Cohen hizo una pausa hasta estar seguro de que contaba con toda la atención del hombre, y luego sonrió. Fue una sonrisa lenta, perezosa, una sonrisa que dejaba al descubierto trescientos quilates que parecieron iluminar la habitación.

—Contaré hasta tres —dijo con voz amistosa— Uno. Dos. —Su rodilla huesuda ascendió bruscamente hasta la ingle del hombre causando un satisfactorio ruido carnoso. Cuando el jefe de la banda se hundió en su universo privado de dolor, le descargó un codazo con todas sus fuerzas en los riñones.

—Tres —dijo a la bola de agonía del suelo.

Cohen había oído hablar de las peleas limpias, y hacía mucho tiempo que había decidido que no estaban hechas para él.

Alzó la vista hacia los otros y los deslumbró con su increíble sonrisa.

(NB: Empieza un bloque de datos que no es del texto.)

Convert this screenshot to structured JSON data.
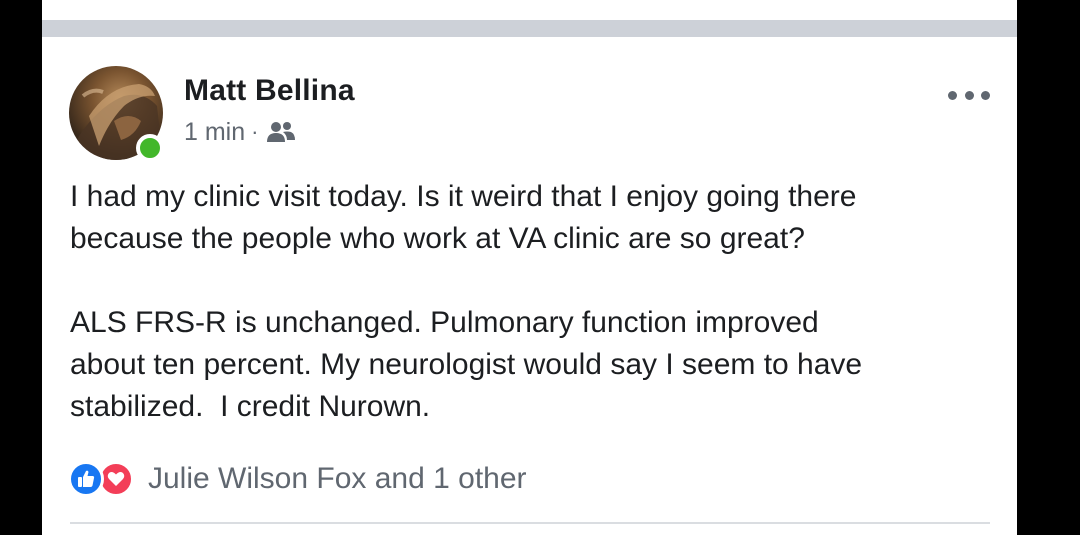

Hubieran debido lanzarse todos a la vez contra él. En vez de eso, uno de los hombres, con la seguridad que da saber que tienes una espada y el otro no, se dirigió hacia Cohen.

—Oh, no —dijo éste sacudiendo las manos—. Vamos, chico, no es así.

El hombre miró a derecha e izquierda.

—¿No es qué? —preguntó en tono de sospecha.

—¿Nunca habías esgrimido una espada? —Miró a sus colegas en busca de seguridad.

—Pues no mucho, no —respondió—. Pocas veces.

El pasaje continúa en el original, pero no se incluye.